Unemployment jumps forward to the 2030s, more than two decades after the 2008 financial crisis. Here Kline builds a hypothetical, disturbing future scenario, imagining the devastating effects of a new economic crisis, which strikes what remains of a middle class that has lost its jobs as a consequence of massive automation in productive activities and services. Unemployment will become an ever bigger issue, and will eventually affect professional and specialized jobs as well, leading to economic, social and personal upheaval. In Unemployment, Kline asks questions about what will happen to the hundreds of millions of middle-class professionals in the West, in a world where they may never work again. Stuck in poverty, discarded by a system that no longer needs the help of humans in order to function, individuals could end up like waste to be disposed of, nothing but abandoned, empty shells devoid of any use value. The works explore the fate of the human being and the human condition in this all-too-possible future. Kline’s narration takes the form of sculptures, audio and video works, and installation elements that help create an immersive, dreamlike experience, like a film in the fourth dimension which disturbs viewers for its verisimilitude and the recognizability of compositional elements, which are part of a shared imagination, of an everyday urban and media environment.
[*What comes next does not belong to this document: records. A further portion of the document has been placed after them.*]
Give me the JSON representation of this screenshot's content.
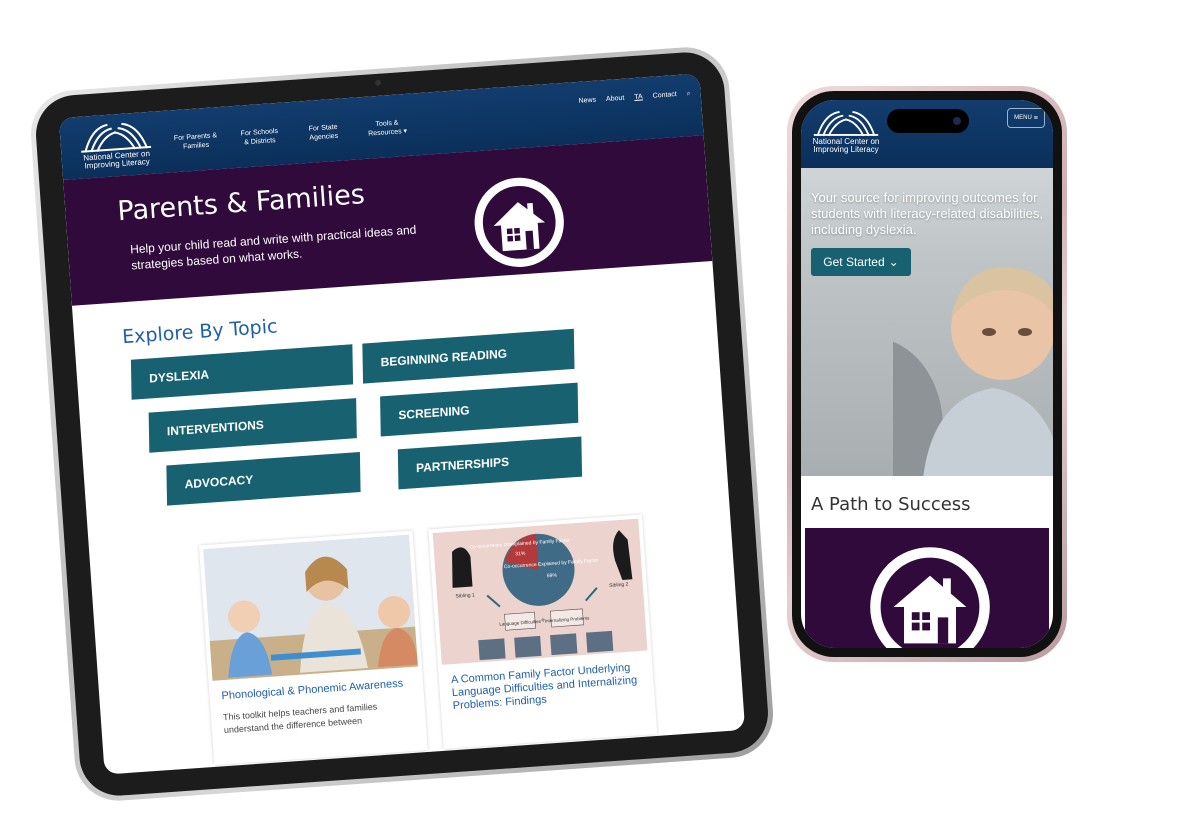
{
  "tablet": {
    "nav": {
      "logo_line1": "National Center on",
      "logo_line2": "Improving Literacy",
      "menu": [
        {
          "line1": "For Parents &",
          "line2": "Families"
        },
        {
          "line1": "For Schools",
          "line2": "& Districts"
        },
        {
          "line1": "For State",
          "line2": "Agencies"
        },
        {
          "line1": "Tools &",
          "line2": "Resources ▾"
        }
      ],
      "utility": {
        "news": "News",
        "about": "About",
        "ta": "TA",
        "contact": "Contact",
        "search_icon": "⌕"
      }
    },
    "hero": {
      "title": "Parents & Families",
      "subtitle": "Help your child read and write with practical ideas and strategies based on what works.",
      "icon": "house-icon"
    },
    "explore": {
      "heading": "Explore By Topic",
      "topics": [
        "DYSLEXIA",
        "BEGINNING READING",
        "INTERVENTIONS",
        "SCREENING",
        "ADVOCACY",
        "PARTNERSHIPS"
      ]
    },
    "cards": [
      {
        "title": "Phonological & Phonemic Awareness",
        "text": "This toolkit helps teachers and families understand the difference between"
      },
      {
        "title": "A Common Family Factor Underlying Language Difficulties and Internalizing Problems: Findings",
        "text": "",
        "infographic": {
          "slice1": "Co-occurrence Unexplained by Family Factor",
          "slice1_pct": "31%",
          "slice2": "Co-occurrence Explained by Family Factor",
          "slice2_pct": "69%",
          "sibling1": "Sibling 1",
          "sibling2": "Sibling 2",
          "box1": "Language Difficulties",
          "box2": "Internalizing Problems",
          "plus": "+"
        }
      }
    ]
  },
  "phone": {
    "nav": {
      "logo_line1": "National Center on",
      "logo_line2": "Improving Literacy",
      "menu_label": "MENU",
      "menu_icon": "≡"
    },
    "hero": {
      "text": "Your source for improving outcomes for students with literacy-related disabilities, including dyslexia.",
      "button": "Get Started",
      "button_icon": "⌄"
    },
    "path_heading": "A Path to Success",
    "colors": {
      "navy": "#0b2f5a",
      "purple": "#300a3a",
      "teal": "#176170",
      "link": "#1f5fa8"
    }
  }
}
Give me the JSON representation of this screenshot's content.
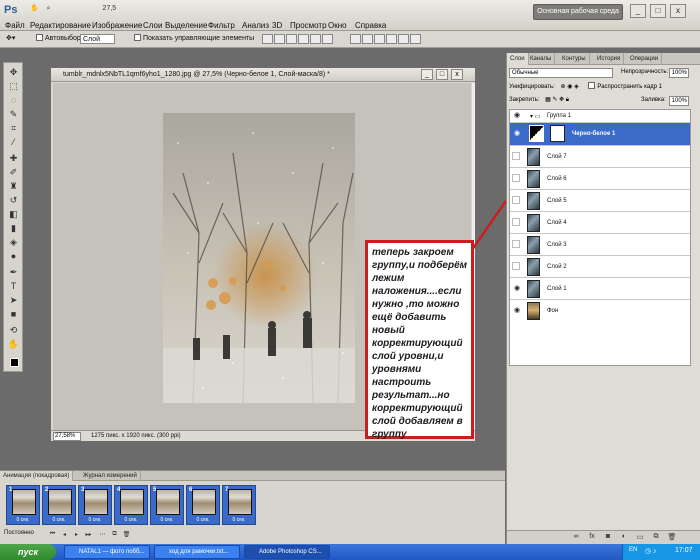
{
  "app": {
    "logo": "Ps",
    "zoom": "27,5",
    "workspace_button": "Основная рабочая среда",
    "menu": [
      "Файл",
      "Редактирование",
      "Изображение",
      "Слои",
      "Выделение",
      "Фильтр",
      "Анализ",
      "3D",
      "Просмотр",
      "Окно",
      "Справка"
    ],
    "window_buttons": [
      "_",
      "□",
      "x"
    ]
  },
  "options_bar": {
    "autoselect_label": "Автовыбор:",
    "autoselect_value": "Слой",
    "show_controls_label": "Показать управляющие элементы"
  },
  "document": {
    "title": "tumblr_mdnlx5NbTL1qmf6yho1_1280.jpg @ 27,5% (Черно-белое 1, Слой-маска/8) *",
    "zoom_field": "27,58%",
    "info": "1275 пикс. x 1920 пикс. (300 ppi)"
  },
  "annotation": {
    "text": "теперь закроем группу,и подберём лежим наложения....если нужно ,то можно ещё добавить новый корректирующий слой уровни,и уровнями настроить результат...но корректирующий слой добавляем в группу",
    "border_color": "#c42020"
  },
  "layers_panel": {
    "tabs": [
      "Слои",
      "Каналы",
      "Контуры",
      "История",
      "Операции"
    ],
    "blend_mode": "Обычные",
    "opacity_label": "Непрозрачность:",
    "opacity_value": "100%",
    "unify_label": "Унифицировать:",
    "propagate_label": "Распространить кадр 1",
    "lock_label": "Закрепить:",
    "fill_label": "Заливка:",
    "fill_value": "100%",
    "group_name": "Группа 1",
    "selected_layer": "Черно-белое 1",
    "layers": [
      "Слой 7",
      "Слой 6",
      "Слой 5",
      "Слой 4",
      "Слой 3",
      "Слой 2",
      "Слой 1",
      "Фон"
    ],
    "selection_color": "#3a6bc8"
  },
  "animation_panel": {
    "tabs": [
      "Анимация (покадровая)",
      "Журнал измерений"
    ],
    "frames": [
      {
        "num": "1",
        "delay": "0 сек."
      },
      {
        "num": "2",
        "delay": "0 сек."
      },
      {
        "num": "3",
        "delay": "0 сек."
      },
      {
        "num": "4",
        "delay": "0 сек."
      },
      {
        "num": "5",
        "delay": "0 сек."
      },
      {
        "num": "6",
        "delay": "0 сек."
      },
      {
        "num": "7",
        "delay": "0 сек."
      }
    ],
    "loop": "Постоянно"
  },
  "taskbar": {
    "start": "пуск",
    "buttons": [
      "NATAL1 — фото побб...",
      "ход для рамочки.txt...",
      "Adobe Photoshop CS..."
    ],
    "lang": "EN",
    "clock": "17:07"
  }
}
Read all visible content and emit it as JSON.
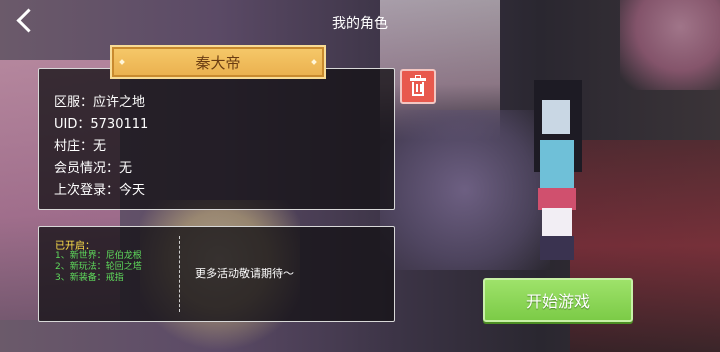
{
  "header": {
    "title": "我的角色"
  },
  "character": {
    "name": "秦大帝"
  },
  "info": [
    {
      "key": "区服：",
      "value": "应许之地"
    },
    {
      "key": "UID：",
      "value": "5730111"
    },
    {
      "key": "村庄：",
      "value": "无"
    },
    {
      "key": "会员情况：",
      "value": "无"
    },
    {
      "key": "上次登录：",
      "value": "今天"
    }
  ],
  "features": {
    "title": "已开启：",
    "items": [
      "1、新世界：尼伯龙根",
      "2、新玩法：轮回之塔",
      "3、新装备：戒指"
    ],
    "more": "更多活动敬请期待～"
  },
  "start_button": {
    "label": "开始游戏"
  },
  "icons": {
    "back": "back-arrow-icon",
    "delete": "trash-icon"
  },
  "colors": {
    "accent_green": "#8fd85a",
    "banner": "#f0bd5c",
    "delete": "#e8594d",
    "feature_title": "#ffe24a",
    "feature_item": "#5fdb5c"
  }
}
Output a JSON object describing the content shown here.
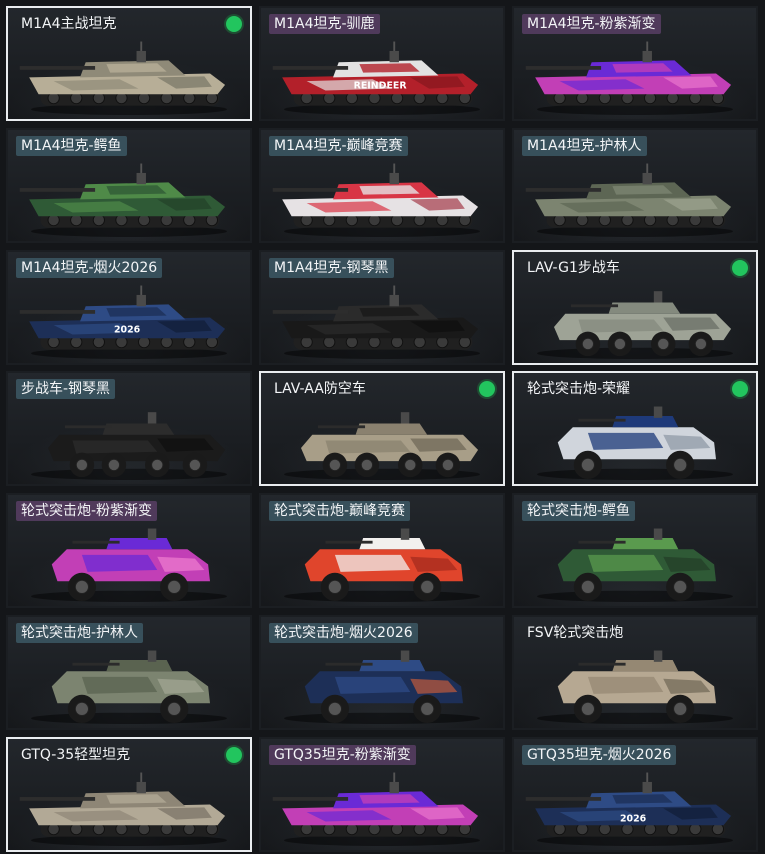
{
  "colors": {
    "badge": "#22c55e",
    "selected_border": "#e9ecef"
  },
  "vehicles": [
    {
      "name": "M1A4主战坦克",
      "type": "tank",
      "selected": true,
      "equipped": true,
      "label_style": "none",
      "paint": [
        "#b7ae97",
        "#8f8a78",
        "#6d6a5e"
      ]
    },
    {
      "name": "M1A4坦克-驯鹿",
      "type": "tank",
      "selected": false,
      "equipped": false,
      "label_style": "purple",
      "paint": [
        "#b3202a",
        "#e2e2e2",
        "#7d151c"
      ],
      "decal": "REINDEER"
    },
    {
      "name": "M1A4坦克-粉紫渐变",
      "type": "tank",
      "selected": false,
      "equipped": false,
      "label_style": "purple",
      "paint": [
        "#c23fb6",
        "#6a2ad6",
        "#f07fd0"
      ]
    },
    {
      "name": "M1A4坦克-鳄鱼",
      "type": "tank",
      "selected": false,
      "equipped": false,
      "label_style": "teal",
      "paint": [
        "#2f5a36",
        "#4f8a48",
        "#223c26"
      ]
    },
    {
      "name": "M1A4坦克-巅峰竞赛",
      "type": "tank",
      "selected": false,
      "equipped": false,
      "label_style": "teal",
      "paint": [
        "#e6e2e4",
        "#d83545",
        "#9a2030"
      ]
    },
    {
      "name": "M1A4坦克-护林人",
      "type": "tank",
      "selected": false,
      "equipped": false,
      "label_style": "teal",
      "paint": [
        "#7c8470",
        "#5d6654",
        "#a4a895"
      ]
    },
    {
      "name": "M1A4坦克-烟火2026",
      "type": "tank",
      "selected": false,
      "equipped": false,
      "label_style": "teal",
      "paint": [
        "#1d2f57",
        "#2e4b85",
        "#0f1a30"
      ],
      "decal": "2026"
    },
    {
      "name": "M1A4坦克-钢琴黑",
      "type": "tank",
      "selected": false,
      "equipped": false,
      "label_style": "teal",
      "paint": [
        "#191919",
        "#2b2b2b",
        "#0c0c0c"
      ]
    },
    {
      "name": "LAV-G1步战车",
      "type": "ifv",
      "selected": true,
      "equipped": true,
      "label_style": "none",
      "paint": [
        "#9ea396",
        "#848a7e",
        "#666b62"
      ]
    },
    {
      "name": "步战车-钢琴黑",
      "type": "ifv",
      "selected": false,
      "equipped": false,
      "label_style": "teal",
      "paint": [
        "#1b1b1b",
        "#2c2c2c",
        "#0e0e0e"
      ]
    },
    {
      "name": "LAV-AA防空车",
      "type": "ifv",
      "selected": true,
      "equipped": true,
      "label_style": "none",
      "paint": [
        "#a89e88",
        "#8a816f",
        "#6c6556"
      ]
    },
    {
      "name": "轮式突击炮-荣耀",
      "type": "assault",
      "selected": true,
      "equipped": true,
      "label_style": "none",
      "paint": [
        "#d0d5dc",
        "#1e3a7a",
        "#8c96a3"
      ]
    },
    {
      "name": "轮式突击炮-粉紫渐变",
      "type": "assault",
      "selected": false,
      "equipped": false,
      "label_style": "purple",
      "paint": [
        "#c23fb6",
        "#6a2ad6",
        "#f07fd0"
      ]
    },
    {
      "name": "轮式突击炮-巅峰竞赛",
      "type": "assault",
      "selected": false,
      "equipped": false,
      "label_style": "teal",
      "paint": [
        "#e0452c",
        "#f2f0ee",
        "#a12a1c"
      ]
    },
    {
      "name": "轮式突击炮-鳄鱼",
      "type": "assault",
      "selected": false,
      "equipped": false,
      "label_style": "teal",
      "paint": [
        "#2f5a36",
        "#5a9a4e",
        "#223c26"
      ]
    },
    {
      "name": "轮式突击炮-护林人",
      "type": "assault",
      "selected": false,
      "equipped": false,
      "label_style": "teal",
      "paint": [
        "#7c8470",
        "#5a6350",
        "#a4a895"
      ]
    },
    {
      "name": "轮式突击炮-烟火2026",
      "type": "assault",
      "selected": false,
      "equipped": false,
      "label_style": "teal",
      "paint": [
        "#1d2f57",
        "#2e4b85",
        "#c25a3a"
      ]
    },
    {
      "name": "FSV轮式突击炮",
      "type": "assault",
      "selected": false,
      "equipped": false,
      "label_style": "none",
      "paint": [
        "#b6a892",
        "#958873",
        "#6f6656"
      ]
    },
    {
      "name": "GTQ-35轻型坦克",
      "type": "light",
      "selected": true,
      "equipped": true,
      "label_style": "none",
      "paint": [
        "#b2a996",
        "#8e8676",
        "#6e685b"
      ]
    },
    {
      "name": "GTQ35坦克-粉紫渐变",
      "type": "light",
      "selected": false,
      "equipped": false,
      "label_style": "purple",
      "paint": [
        "#c23fb6",
        "#6a2ad6",
        "#f07fd0"
      ]
    },
    {
      "name": "GTQ35坦克-烟火2026",
      "type": "light",
      "selected": false,
      "equipped": false,
      "label_style": "teal",
      "paint": [
        "#1d2f57",
        "#2e4b85",
        "#0f1a30"
      ],
      "decal": "2026"
    }
  ]
}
Many of the works are created using advanced technology, including 3D printing and graphic software, as if he wanted to give a tangible example of, and a physical substance to, the automation processes that lead to the disastrous scenarios he prophesizes.
Josh Kline was born in Philadelphia in 1979. He lives in New York. Recent solo exhibitions include Freedom, Portland Art Museum, 2016 and Modern Art Oxford, 2015; Unemployment, 47 Canal, New York, 2016; Quality of Life, 47 Canal, New York, 2013. His work has been included in several group exhibitions, among them recently the 9th Berlin Biennale for Contemporary Art, Berlin, 2016; Life Itself, Moderna Museet, Stockholm, 2016; Suspended Animation, Hirshhorn Museum and Sculpture Garden, Washington, D.C., 2016; America Is Hard to See, Whitney Museum of American Art, New York, 2015; 2015 Triennial: Surround Audience, New Museum, New York, 2015; Infinite Jest, Schirn Kunsthalle Frankfurt, 2014; Archeo, High Line, New York, 2014; Speculations on Anonymous Materials, Fridericianum, Kassel, 2013.